The limitations of our study include its relatively small sample size and retrospective cross-sectional design. We did not evaluate the qualitative and quantitative biomarkers longitudinally and thus lack information on its structural and microvascular changes after anti-VEGF treatment from the baseline. In addition, we did not enroll silent fibrotic lesions in our cohort, which may also affect the probability of predicting active CNV. Another limitation could be the inclusion of patients with different phases of angiogenesis between the two groups. Although the kappa coefficients revealed good agreement in our study, the branching complexity after vascular remodeling, shrinkage of peripheral vessels, and maturation of the remaining vessels after serial injections could still cause various degrees of morphological response that resulted in inconsistency in CNV interpretation. Furthermore, we excluded the undetectable hypointense CNV by OCTA which could have created a selection bias. The presence of RPE detachment or subretinal/intraretinal fluid could overlie the CNV and obscure vessel measurement. The treatment decision was based on exudative signs on structural OCT. Nevertheless, we present a model with combined OCTA parameters that adds value in predicting the recurrent exudation of nAMD.

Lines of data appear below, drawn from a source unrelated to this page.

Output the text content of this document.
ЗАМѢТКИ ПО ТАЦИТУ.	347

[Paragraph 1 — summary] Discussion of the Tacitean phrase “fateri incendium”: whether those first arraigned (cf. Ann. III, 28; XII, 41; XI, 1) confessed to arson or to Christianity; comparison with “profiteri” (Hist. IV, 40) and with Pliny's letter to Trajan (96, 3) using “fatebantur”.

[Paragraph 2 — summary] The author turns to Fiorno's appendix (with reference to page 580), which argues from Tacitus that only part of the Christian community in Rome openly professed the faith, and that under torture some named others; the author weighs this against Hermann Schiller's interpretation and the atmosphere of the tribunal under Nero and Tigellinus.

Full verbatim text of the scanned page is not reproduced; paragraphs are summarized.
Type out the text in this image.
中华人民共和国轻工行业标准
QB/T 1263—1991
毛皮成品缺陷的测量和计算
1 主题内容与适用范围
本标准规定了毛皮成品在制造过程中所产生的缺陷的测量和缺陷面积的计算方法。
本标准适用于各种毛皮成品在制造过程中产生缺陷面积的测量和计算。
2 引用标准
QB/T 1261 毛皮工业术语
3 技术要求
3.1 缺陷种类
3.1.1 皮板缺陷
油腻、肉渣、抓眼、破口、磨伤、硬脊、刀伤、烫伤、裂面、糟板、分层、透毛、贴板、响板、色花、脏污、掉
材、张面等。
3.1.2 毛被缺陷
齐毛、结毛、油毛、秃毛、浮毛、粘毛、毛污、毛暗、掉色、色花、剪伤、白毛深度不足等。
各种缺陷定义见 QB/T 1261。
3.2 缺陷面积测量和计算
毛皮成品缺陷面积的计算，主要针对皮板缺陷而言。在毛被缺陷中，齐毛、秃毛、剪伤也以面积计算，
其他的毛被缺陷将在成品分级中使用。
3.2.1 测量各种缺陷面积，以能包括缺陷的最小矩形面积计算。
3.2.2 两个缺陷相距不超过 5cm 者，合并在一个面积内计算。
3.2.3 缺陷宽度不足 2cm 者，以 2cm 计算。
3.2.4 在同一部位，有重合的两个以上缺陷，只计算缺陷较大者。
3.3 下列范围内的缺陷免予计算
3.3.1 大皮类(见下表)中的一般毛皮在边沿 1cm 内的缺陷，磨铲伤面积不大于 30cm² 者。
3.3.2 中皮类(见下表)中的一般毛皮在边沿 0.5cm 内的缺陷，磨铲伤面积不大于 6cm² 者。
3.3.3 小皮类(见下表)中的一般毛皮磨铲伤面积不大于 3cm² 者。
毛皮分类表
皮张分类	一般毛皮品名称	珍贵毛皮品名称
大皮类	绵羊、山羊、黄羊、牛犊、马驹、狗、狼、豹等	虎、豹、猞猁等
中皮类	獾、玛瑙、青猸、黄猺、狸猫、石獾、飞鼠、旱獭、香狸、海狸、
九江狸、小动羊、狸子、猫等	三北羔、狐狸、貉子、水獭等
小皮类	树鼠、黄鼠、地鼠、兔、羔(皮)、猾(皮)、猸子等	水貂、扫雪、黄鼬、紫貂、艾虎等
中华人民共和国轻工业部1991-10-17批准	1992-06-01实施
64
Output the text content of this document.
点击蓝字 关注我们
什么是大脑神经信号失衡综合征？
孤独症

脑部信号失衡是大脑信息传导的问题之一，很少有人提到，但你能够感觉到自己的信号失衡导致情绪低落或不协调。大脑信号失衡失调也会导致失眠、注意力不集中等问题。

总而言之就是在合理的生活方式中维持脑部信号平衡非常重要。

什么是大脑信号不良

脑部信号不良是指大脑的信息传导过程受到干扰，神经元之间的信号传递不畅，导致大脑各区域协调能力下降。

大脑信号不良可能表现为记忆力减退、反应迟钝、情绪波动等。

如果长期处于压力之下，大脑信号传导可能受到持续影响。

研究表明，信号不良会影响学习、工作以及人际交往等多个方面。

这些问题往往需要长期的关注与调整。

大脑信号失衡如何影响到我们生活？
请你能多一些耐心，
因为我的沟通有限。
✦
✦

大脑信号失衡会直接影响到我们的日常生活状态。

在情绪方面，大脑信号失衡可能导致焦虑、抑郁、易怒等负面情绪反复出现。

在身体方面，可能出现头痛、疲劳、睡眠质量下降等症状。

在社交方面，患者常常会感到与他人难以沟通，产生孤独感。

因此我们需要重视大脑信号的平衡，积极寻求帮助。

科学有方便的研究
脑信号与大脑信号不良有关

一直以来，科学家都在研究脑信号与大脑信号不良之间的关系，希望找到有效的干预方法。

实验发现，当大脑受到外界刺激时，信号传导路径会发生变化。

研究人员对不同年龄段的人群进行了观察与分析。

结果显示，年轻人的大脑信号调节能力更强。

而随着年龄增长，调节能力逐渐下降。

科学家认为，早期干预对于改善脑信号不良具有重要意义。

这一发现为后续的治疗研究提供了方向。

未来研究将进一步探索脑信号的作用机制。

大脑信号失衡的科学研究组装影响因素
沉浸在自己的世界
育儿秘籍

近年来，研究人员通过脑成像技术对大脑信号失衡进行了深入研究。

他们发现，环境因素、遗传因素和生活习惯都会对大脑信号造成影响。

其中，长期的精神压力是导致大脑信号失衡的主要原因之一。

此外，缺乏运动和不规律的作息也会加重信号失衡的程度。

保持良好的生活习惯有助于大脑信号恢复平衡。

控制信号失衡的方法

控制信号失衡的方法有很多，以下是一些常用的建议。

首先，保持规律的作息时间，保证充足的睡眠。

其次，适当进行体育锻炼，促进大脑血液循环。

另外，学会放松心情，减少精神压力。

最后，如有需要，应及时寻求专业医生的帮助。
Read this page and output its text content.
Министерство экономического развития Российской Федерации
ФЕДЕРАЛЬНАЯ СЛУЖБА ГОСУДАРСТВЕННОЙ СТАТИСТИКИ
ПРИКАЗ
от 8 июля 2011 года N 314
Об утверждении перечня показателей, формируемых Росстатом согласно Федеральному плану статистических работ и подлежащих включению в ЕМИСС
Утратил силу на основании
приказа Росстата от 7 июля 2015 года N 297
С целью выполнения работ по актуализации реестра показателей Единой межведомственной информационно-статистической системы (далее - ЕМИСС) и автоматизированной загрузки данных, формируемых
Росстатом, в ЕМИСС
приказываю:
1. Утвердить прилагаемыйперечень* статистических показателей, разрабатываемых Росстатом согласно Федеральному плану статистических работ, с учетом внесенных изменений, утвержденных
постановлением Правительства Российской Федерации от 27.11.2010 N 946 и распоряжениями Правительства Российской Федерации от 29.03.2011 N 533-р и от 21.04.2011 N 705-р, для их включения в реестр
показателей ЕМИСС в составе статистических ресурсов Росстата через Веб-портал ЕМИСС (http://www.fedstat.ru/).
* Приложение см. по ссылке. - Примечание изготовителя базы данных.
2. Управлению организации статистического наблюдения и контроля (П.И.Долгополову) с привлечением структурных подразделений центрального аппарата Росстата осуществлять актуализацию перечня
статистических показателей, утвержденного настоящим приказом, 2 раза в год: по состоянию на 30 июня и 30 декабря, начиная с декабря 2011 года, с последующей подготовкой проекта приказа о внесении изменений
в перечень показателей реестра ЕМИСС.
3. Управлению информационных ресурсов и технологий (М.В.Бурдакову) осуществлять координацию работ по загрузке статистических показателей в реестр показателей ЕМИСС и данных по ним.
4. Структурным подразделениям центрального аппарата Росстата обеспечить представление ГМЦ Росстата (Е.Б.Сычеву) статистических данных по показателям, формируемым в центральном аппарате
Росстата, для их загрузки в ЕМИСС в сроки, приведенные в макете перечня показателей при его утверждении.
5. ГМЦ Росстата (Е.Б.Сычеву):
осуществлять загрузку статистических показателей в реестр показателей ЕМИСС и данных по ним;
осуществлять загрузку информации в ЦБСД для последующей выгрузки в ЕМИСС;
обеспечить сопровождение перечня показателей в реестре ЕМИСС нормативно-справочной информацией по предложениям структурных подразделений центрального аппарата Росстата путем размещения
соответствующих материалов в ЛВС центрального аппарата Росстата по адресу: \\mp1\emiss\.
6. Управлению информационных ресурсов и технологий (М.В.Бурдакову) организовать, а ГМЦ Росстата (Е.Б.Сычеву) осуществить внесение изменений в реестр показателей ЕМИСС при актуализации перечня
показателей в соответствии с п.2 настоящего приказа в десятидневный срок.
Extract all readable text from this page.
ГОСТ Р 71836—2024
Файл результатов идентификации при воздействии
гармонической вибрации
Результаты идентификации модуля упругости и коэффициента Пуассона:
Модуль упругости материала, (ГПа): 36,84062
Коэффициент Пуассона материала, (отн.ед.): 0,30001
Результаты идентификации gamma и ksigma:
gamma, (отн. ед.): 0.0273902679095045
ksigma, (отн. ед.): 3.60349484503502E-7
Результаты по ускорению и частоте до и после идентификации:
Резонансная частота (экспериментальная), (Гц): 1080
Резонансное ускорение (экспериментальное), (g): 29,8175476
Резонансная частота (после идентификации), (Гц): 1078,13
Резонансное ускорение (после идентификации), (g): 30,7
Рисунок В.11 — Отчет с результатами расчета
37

In conclusion, OCTA is a noninvasive vascular imaging tool that is useful in detecting CNV morphology and blood flow characteristics as well as for assessing the CNV response after anti-VEGF treatment. The combination of the two potential qualitative and quantitative biomarkers identified on OCTA may signify the high possibility of sustained active neovascularization auxiliary to structural OCT. Larger prospective longitudinal studies are warranted to confirm the accuracy of the predicted model.